What Iran has gained has been widely reported. To begin with, Iran has violated virtually all the requirements of the 2015 deal. It is now reportedly within a month of being able to produce a nuclear weapon. This is the much-feared “breakout point” that Israelis have warned about for years. Under the original deal, Iran’s enrichment of uranium was capped at 3.67 percent. It has enriched significant weights of uranium to 60 percent, which is close to weapons-grade material, manufactured uranium metal, and is believed to have developed nuclear triggers that can detonate nuclear weapons.

Iran’s development of missiles capable of delivering nuclear weapons was not even covered by Obama’s 2015 deal.
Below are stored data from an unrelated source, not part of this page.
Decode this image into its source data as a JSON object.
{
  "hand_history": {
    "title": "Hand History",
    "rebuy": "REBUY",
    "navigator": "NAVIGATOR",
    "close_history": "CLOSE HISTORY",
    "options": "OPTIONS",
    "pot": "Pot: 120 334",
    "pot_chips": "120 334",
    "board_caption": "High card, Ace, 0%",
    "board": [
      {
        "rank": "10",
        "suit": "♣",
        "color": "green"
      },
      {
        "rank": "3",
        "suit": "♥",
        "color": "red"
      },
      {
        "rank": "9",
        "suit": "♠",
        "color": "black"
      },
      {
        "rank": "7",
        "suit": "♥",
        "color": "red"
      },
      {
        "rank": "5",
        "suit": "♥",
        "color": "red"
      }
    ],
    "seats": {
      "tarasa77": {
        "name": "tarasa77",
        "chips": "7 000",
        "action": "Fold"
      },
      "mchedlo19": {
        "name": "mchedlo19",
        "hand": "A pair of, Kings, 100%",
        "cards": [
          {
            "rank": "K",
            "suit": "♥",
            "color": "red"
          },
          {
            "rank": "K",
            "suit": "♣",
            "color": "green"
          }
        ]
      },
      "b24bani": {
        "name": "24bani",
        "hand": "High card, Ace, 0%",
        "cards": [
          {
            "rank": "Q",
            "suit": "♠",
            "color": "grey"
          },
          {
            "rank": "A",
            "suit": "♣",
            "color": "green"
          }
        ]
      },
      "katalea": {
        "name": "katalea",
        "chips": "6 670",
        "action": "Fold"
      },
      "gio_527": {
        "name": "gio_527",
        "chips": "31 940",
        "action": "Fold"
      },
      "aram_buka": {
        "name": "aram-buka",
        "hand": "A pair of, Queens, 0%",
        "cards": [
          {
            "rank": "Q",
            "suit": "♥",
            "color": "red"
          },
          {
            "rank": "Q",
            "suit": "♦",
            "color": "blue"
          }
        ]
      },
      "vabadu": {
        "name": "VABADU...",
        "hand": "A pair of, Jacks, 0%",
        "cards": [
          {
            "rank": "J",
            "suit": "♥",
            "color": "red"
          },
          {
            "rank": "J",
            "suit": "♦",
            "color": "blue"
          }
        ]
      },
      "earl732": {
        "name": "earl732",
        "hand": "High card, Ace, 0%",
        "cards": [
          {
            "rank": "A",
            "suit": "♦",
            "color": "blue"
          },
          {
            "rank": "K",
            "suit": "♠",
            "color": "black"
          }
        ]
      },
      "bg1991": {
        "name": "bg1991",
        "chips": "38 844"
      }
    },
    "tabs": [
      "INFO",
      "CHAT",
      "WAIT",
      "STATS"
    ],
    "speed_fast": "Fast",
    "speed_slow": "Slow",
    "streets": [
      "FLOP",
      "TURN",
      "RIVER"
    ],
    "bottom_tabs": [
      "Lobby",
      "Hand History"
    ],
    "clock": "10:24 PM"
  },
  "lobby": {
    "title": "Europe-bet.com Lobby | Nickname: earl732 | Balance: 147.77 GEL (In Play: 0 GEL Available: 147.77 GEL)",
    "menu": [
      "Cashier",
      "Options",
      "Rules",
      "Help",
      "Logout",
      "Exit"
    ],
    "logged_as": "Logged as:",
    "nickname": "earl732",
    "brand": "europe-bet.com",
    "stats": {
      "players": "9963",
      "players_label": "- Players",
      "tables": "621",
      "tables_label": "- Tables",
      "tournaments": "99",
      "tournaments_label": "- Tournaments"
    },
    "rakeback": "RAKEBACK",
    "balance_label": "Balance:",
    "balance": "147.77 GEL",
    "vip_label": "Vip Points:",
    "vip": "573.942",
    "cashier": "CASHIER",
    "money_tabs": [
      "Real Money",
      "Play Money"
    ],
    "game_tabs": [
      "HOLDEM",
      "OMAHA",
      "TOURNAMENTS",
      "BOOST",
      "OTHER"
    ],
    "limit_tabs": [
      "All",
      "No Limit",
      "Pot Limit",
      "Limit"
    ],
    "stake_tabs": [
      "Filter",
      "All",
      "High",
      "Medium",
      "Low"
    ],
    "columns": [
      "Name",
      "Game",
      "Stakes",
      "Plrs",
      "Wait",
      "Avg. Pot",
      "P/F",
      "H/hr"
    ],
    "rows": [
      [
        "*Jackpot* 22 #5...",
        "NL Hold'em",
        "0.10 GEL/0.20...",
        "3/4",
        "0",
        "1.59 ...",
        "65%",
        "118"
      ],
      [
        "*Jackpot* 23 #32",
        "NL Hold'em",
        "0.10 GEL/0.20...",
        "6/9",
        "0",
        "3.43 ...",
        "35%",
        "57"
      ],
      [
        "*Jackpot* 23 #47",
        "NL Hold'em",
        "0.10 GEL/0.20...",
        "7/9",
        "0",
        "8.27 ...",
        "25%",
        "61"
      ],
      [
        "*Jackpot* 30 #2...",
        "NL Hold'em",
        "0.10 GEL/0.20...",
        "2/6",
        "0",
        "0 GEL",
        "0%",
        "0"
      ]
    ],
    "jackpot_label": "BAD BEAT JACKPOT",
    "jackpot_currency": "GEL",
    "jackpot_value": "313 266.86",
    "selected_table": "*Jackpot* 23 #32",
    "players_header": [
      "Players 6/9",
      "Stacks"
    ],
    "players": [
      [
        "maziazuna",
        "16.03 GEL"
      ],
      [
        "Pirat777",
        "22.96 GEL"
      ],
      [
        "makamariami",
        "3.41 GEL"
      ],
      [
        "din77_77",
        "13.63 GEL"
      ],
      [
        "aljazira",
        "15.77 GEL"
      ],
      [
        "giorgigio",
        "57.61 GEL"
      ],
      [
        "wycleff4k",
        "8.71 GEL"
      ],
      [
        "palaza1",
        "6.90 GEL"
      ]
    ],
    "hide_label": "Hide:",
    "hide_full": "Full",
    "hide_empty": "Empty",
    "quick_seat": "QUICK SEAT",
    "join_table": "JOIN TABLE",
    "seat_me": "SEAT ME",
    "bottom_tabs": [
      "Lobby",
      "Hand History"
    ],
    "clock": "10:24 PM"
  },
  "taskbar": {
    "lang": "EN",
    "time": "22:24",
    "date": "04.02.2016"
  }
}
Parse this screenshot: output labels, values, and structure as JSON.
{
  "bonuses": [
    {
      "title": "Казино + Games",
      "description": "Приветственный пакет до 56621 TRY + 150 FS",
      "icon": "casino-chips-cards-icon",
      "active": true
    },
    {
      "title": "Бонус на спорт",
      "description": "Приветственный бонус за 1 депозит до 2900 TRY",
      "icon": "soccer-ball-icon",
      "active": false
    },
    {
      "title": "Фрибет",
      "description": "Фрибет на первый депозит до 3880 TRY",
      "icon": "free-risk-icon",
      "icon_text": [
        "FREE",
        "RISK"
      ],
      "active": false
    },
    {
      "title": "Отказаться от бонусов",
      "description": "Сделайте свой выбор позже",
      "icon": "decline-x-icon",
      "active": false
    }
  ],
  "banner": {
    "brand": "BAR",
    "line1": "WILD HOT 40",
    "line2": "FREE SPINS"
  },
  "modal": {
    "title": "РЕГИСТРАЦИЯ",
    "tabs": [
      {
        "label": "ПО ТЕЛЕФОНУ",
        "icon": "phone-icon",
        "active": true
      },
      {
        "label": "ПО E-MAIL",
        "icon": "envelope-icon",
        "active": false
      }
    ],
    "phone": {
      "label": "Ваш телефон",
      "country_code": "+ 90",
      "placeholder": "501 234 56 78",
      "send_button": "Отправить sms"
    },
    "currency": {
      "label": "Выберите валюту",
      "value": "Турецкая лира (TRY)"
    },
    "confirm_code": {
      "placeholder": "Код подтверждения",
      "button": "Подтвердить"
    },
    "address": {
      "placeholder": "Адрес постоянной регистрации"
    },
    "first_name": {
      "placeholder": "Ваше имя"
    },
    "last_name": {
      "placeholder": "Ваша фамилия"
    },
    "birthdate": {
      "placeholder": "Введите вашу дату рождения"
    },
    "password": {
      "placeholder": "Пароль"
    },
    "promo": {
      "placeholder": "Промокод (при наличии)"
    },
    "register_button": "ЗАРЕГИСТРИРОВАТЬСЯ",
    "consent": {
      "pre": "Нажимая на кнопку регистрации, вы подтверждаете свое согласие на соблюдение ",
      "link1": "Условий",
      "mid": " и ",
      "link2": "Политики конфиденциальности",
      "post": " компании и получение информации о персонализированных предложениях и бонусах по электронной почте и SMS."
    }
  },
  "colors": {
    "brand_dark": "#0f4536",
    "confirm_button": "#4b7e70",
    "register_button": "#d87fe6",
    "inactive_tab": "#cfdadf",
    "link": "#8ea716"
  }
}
Iran won’t admit whether it now has missiles capable of delivering nuclear weapons.

In the new deal, essentially all sanctions would be ended against Iran and the Iranians who have worked assiduously to produce nuclear weapons. Even the Iranian Revolutionary Guard Corps, which is under the direct control of the ayatollahs, would be relieved of sanctions. The IRGC, which is Tehran’s principal terrorist arm, would be sanction-free under the new deal.

In March 2021, China signed an agreement with Iran under which it promised to invest $400 billion in Iran over 25 years in exchange for a steady supply of Iranian oil. Biden has never attempted to sanction China for violating our sanction against purchase of Iranian oil.

Under a new deal Iran would get access to about $7 billion (possibly as much as $12 billion) by South Korea. We should remember that Biden persuaded South Korea to release about $18 million of those funds to pay Iran’s delinquent UN dues.

Iran would also gain access to funds held by the U.S. under Biden’s new deal. Internationally, there is about $120 billion in Iran’s funds frozen by international sanctions. Iran would gain access to all or most of those funds under Biden’s new deal. Anyone who doubts that much of those funds would go to fund Iran’s terror operations around the world is as incompetent as Biden and his national security team.

The other terms of any new agreement won’t include those necessary to preclude Iran from developing and using nuclear weapons. There will be no new inspection regime that would allow inspectors to visit any suspected nuclear development site without notice or other limitation. They won’t compel Iran to export all of its enriched uranium with means to verify that they have done so. In short, it will be another disaster much like Obama’s 2015 deal.

The negotiations were suspended Friday but, sooner or later and probably too soon, Biden will make his new deal with Iran. It will endanger our national security and that of NATO members and Israel.

Those of us who have followed events in Iran since 1979 when the ayatollahs seized power know that Iran will never surrender its nuclear weapons capabilities peacefully. All Biden’s new agreement would accomplish is to aid Iran’s global terrorism and make war — possibly nuclear war — more imminent.